A website for browsing and downloading KGX (Knowledge Graph Exchange) files from S3. No AWS login needed.
Live site: https://kgx-storage.rtx.ai
KGX Storage is a small web app. It lets anyone browse and download KGX files from the S3 bucket called translator-ingests. The data is built by a different repo (translator-ingests). This repo is only the website.
What the site does:
- Browse folders and files like a file manager. URLs look like
/releases/alliance/latest/. - Download files. The server creates temporary download links that last 1 hour.
- View JSON files in the browser with formatting.
- A docs page with copy-paste commands for curl, wget, and AWS CLI.
How it works: Your browser talks to Nginx over HTTPS. Nginx forwards to the Flask app. The Flask app talks to S3 with boto3. Folder sizes and file counts are precomputed into a file called metrics.json so pages load fast. You can run a cron job to refresh that file when new data is added.
Important paths:
- App lives at
/home/ubuntu/kgx-storage-webserver/ - Systemd service name is
kgx-storage-webserver. Its config file is in the repo and gets copied to/etc/systemd/system/. - Logs:
/var/log/kgx-storage/(access.log and error.log) - Nginx config: copy
nginx-configfrom the repo to/etc/nginx/sites-available/kgx-storage - The metrics cache is
metrics.jsonin the app folder. The scriptcompute_metrics.pycreates it. The scriptupdate_metrics.shcan run in cron to refresh it and tell Gunicorn to reload.
Setup in short: Clone the repo. Make a Python venv and install from requirements.txt. Run sudo ./setup-webserver-service.sh. Set up Nginx using the repo’s nginx-config. Run certbot for kgx-storage.rtx.ai. Run compute_metrics.py once so the site has folder stats. Optionally add a cron job for update_metrics.sh. The EC2 instance needs an IAM role that can read from S3, and the domain must point to the instance’s IP.
This server gives people HTTP access to KGX files from the NCATS Biomedical Data Translator project. Anyone can browse and download the knowledge graph data stored in Amazon S3.
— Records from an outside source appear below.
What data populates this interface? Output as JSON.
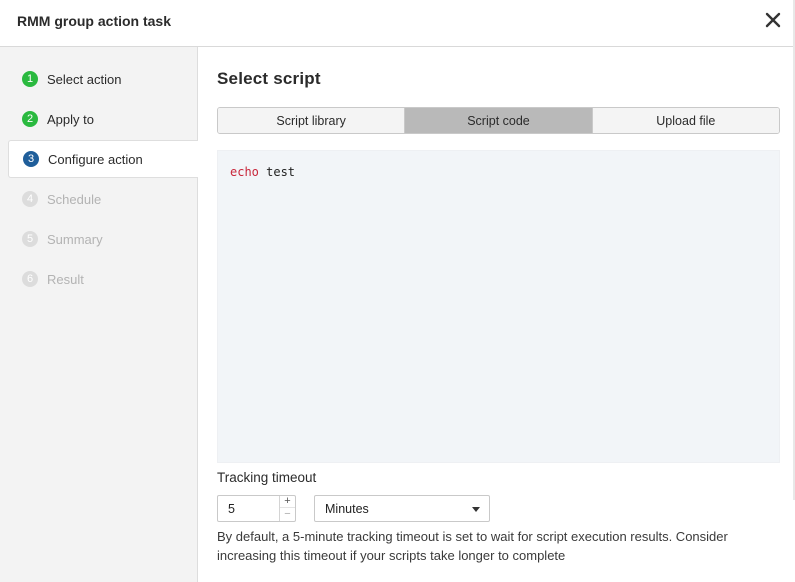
{
  "dialog": {
    "title": "RMM group action task"
  },
  "steps": [
    {
      "number": "1",
      "label": "Select action",
      "state": "done"
    },
    {
      "number": "2",
      "label": "Apply to",
      "state": "done"
    },
    {
      "number": "3",
      "label": "Configure action",
      "state": "current"
    },
    {
      "number": "4",
      "label": "Schedule",
      "state": "pending"
    },
    {
      "number": "5",
      "label": "Summary",
      "state": "pending"
    },
    {
      "number": "6",
      "label": "Result",
      "state": "pending"
    }
  ],
  "main": {
    "heading": "Select script",
    "tabs": [
      {
        "label": "Script library",
        "active": false
      },
      {
        "label": "Script code",
        "active": true
      },
      {
        "label": "Upload file",
        "active": false
      }
    ],
    "code": {
      "keyword": "echo",
      "argument": " test"
    },
    "tracking": {
      "label": "Tracking timeout",
      "value": "5",
      "stepper_up": "+",
      "stepper_down": "−",
      "unit": "Minutes",
      "help": "By default, a 5-minute tracking timeout is set to wait for script execution results. Consider increasing this timeout if your scripts take longer to complete"
    }
  },
  "colors": {
    "done": "#2ab93f",
    "current": "#1f5e9a",
    "pending": "#dcdcdc",
    "active_tab": "#b9b9b9",
    "code_bg": "#f2f5f8",
    "keyword": "#c8263a"
  }
}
The pipeline that creates the data is in the translator-ingests repo. This repo is just the web interface. That way the data pipeline and the website can be updated separately.
Data pipeline code: https://github.com/NCATSTranslator/translator-ingests/tree/kgx_storage/src/translator_ingest/util/storage
- Browse the bucket. You see folders and files in a list. You click to go deeper. URLs use paths like
/releases/alliance/latest/. Old-style URLs with?path=...still work. They redirect to the new path-style URLs. - Download files. The server creates temporary S3 links so you can download without AWS credentials. Links expire after 1 hour.
- View JSON in the browser. Open a JSON file and it shows formatted with syntax highlighting. You can download it from there too.
- Docs page. Lists commands for downloading with curl, wget, and AWS CLI. Includes common paths and how to extract .tar.zst archives.
- HTTPS. SSL is handled by Let's Encrypt. Certificates renew automatically.
- No login. The site is read-only and public. Anyone can use it.
Traffic flow:
- User hits the site over HTTPS (port 443).
- Nginx receives it, does SSL, and forwards to the Flask app on localhost port 5000.
- The Flask app (run by Gunicorn) handles the request and calls S3 with boto3 when it needs to list or get files.
- S3 holds the actual KGX files in the bucket
translator-ingests.
Nginx: Handles HTTPS and passes requests to Flask. Good at connections and SSL.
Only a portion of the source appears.